The belief that if one is a strong capitalist that that necessarily implies one has to be pro-business is one of the most common misunderstandings I get when I tell someone my economic beliefs. It also comes in the form of the person listing all the evils corporations have done throughout the world (however, all the good corporations have also done throughout the world are rarely mentioned, but that´s a different story). Here to dispel these two myths are Bruce Bartlett and Radley Balko of the Cato Institute.
Bruce Bartlett, in a dated article titled “Free market doesn’t mean pro-business” writes:
Principled conservatives believe in the free market. While this may seem to equate with a pro-business viewpoint, in fact it often does not. The last thing most businessmen want is a free market, where they must compete, slash prices, continuously innovate, suffer narrow profit margins and live constantly on the edge of bankruptcy. They would much rather have assured profits, monopoly positions, price supports, trade protection and the other trappings of a corporate welfare state.
The great economist Milton Friedman explains that the dichotomy results from the fact that the business community necessarily is made up of existing businesses. By definition, therefore, it does not include those that have yet to be formed. Moreover, the business community is comprised of large businesses with significant political clout and many times more small businesses that individually have no political influence whatsoever.

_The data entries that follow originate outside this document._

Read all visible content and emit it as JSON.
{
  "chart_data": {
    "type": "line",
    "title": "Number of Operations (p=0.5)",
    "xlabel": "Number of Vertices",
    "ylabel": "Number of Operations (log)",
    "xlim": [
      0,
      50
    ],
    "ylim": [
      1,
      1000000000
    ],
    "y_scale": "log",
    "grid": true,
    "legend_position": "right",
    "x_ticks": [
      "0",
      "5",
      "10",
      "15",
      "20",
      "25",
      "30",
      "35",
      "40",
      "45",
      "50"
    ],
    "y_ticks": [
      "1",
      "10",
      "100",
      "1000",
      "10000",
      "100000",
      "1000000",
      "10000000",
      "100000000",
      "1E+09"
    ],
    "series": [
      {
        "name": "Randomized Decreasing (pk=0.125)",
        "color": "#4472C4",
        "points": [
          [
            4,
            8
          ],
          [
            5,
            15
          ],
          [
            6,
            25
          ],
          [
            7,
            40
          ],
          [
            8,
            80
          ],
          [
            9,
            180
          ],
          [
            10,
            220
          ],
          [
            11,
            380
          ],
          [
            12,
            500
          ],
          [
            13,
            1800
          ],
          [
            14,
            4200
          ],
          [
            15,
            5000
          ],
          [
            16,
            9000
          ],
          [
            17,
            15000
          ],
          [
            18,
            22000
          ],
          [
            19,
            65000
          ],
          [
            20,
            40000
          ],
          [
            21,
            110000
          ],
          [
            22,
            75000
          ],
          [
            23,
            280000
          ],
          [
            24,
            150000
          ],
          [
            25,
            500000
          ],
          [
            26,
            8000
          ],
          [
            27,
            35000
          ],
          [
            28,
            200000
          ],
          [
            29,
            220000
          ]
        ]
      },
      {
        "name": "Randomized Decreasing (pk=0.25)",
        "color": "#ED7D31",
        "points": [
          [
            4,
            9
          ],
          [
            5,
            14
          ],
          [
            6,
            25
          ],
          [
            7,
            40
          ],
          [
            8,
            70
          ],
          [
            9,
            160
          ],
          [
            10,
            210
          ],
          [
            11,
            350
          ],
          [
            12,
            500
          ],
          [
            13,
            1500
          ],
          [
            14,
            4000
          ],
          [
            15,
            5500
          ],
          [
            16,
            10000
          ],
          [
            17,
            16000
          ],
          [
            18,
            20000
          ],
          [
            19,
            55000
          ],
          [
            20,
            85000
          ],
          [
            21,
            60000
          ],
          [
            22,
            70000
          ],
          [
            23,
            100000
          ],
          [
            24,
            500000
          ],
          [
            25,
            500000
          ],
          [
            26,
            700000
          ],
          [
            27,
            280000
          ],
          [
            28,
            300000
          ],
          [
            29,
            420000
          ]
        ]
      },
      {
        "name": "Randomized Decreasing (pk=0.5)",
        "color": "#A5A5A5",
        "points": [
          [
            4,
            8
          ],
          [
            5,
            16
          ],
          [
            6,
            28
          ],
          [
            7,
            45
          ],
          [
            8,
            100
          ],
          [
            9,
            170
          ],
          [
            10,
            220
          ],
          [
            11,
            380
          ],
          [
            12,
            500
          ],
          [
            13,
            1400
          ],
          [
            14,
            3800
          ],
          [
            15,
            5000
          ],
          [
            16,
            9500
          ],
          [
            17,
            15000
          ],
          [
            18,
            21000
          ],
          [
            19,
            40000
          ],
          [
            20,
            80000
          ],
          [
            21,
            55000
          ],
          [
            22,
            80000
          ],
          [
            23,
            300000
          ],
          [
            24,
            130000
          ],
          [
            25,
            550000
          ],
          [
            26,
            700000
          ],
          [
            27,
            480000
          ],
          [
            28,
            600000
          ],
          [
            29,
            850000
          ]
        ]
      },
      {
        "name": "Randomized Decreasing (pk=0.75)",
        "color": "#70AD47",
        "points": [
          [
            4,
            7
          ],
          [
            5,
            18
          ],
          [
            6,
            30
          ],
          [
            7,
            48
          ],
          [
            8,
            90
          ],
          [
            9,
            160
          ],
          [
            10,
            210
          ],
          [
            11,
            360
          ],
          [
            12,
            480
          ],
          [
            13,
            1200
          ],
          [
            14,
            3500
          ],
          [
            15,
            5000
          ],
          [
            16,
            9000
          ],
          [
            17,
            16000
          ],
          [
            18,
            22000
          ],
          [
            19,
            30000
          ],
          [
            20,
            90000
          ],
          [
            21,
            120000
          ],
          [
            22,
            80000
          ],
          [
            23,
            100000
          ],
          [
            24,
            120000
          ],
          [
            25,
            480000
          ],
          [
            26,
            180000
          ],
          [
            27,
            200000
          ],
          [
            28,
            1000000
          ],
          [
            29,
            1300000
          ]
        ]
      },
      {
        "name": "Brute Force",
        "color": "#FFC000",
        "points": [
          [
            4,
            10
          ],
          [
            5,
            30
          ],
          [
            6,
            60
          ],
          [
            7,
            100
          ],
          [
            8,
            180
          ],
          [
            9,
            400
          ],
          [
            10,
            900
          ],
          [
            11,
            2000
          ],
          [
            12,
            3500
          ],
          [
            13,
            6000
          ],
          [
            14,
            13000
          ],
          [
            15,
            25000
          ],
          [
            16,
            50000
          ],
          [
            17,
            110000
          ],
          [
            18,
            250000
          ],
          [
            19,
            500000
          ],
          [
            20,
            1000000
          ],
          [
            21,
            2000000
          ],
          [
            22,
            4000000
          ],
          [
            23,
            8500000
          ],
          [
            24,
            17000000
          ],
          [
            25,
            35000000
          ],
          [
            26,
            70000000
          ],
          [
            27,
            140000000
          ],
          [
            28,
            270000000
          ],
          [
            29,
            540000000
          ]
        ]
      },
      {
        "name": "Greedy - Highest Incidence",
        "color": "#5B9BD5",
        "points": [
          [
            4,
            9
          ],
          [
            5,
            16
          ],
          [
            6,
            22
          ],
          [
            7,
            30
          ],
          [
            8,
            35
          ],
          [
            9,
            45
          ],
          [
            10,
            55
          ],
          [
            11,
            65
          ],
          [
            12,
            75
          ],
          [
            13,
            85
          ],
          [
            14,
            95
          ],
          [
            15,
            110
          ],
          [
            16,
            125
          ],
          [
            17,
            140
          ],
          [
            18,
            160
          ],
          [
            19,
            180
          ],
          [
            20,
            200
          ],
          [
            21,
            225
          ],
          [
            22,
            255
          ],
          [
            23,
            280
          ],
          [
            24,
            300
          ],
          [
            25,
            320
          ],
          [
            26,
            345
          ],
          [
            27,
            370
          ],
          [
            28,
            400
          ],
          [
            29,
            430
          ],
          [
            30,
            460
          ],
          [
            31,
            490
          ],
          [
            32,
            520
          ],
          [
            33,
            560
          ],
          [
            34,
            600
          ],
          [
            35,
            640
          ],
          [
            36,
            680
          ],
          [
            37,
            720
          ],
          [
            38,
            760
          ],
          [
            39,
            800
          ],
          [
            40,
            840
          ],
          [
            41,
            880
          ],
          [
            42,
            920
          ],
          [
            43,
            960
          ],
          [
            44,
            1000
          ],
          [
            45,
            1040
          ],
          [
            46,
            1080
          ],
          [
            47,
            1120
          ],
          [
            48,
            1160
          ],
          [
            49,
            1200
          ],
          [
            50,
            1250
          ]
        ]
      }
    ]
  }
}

Big businesses are much more inclined to support governmental solutions to the problems they face because they have the muscle to get them. Government bailouts and trade protection are seldom, if ever, granted to small businesses, only to big ones with high profiles and many employees. It is doubtful that the Bush administration would impose tariffs, as it did for the steel industry, on an industry comprised of many small firms instead of a few large ones.
Consequently, those who expect big businesses to support the free market are constantly betrayed. Big businesses are even known to support tax and regulatory policies that harm their own industries — provided that they could get some loophole for themselves so that their competitors are hurt worse. That gives them a relative advantage, which allows them to increase their market share.
Therefore, those who support the free market and truly want to help consumers often must labor alone and battle big corporate interests. In the words of Friedman: “We cannot expect existing businesses to promote legislation that would harm them. It is up to the rest of us to promote the public interest by fostering competition across the board and to recognize that being pro-free enterprise may sometimes require that we be anti-existing business.”
Radley Balko of the Cato Institute writes:
There’s a difference, of course, though opponents of both fail to recognize it. Free markets, peaceful commerce and capitalism consist of voluntary, mutually beneficial exchange. They create wealth. They enable people to live, to live better, and to live more comfortably.
Corporations, on the other hand, are government-created entities that act in their own interest. As such, they often use government to better their advantage, most always to the detriment of free enterprise. When I defend markets and the machinery of markets, I’m not defending corporations.
As far as the evil corporations goes, he writes:
My point was only to say that those of us who believe in free markets are often accused of supporting nearly everything corporations do, and that’s simply not the case. Corporations fairly regularly behave in ways that are anti-market. They regularly invoke government to stifle competitors, and they regularly lobby for handouts, tax breaks, and welfare from politicians. Other businesses do these things too, but corporations have quite a bit more money, clout, and power. So they do them more effectively. Drawing a distincition between support for markets and support for sole propieterships would have been a bit of a non-starter…
Yes, corporations, businesses, and parternships are the essential machinery of free markets. But they don’t deserve unconditional support from free marketeers. The moment they start rent seeking, begging for corporate welfare, capturing and abusing regulatory agencies, and otherwise invoking the state to tilt the playing field, then yeah, they deserve some scorn.


Geez! I thought I was the insomniac but you take the cake, HP!
Hummm. Good ‘timing’ on posting this information.
I forget if I’ve asked you if you’ve read Ayn Rand’s Capitalism: The Unknown Ideal. You can get the gist of it via a related website: capitalism.org.
I post this because yes, indeed, it should be shouted from the rooftops: capitalism ≠ business über alles.
No, never read any Ayn Rand books. They are on my wish list though, because of you and several others who have recommended her.
I have her books…..and I love her novels.
I’m sure if I read that it would be very interesting. And I LOVE the color scheme.
Another plug for Any Rand. I read ‘We The Living’ earlier this year. She says its her most autobiographical work even though its fiction. I plan on reading some other Ayn Rand novels this year as well as some of her non-fiction.
Well damn, I need to go out and buy me an Ayn Rand book.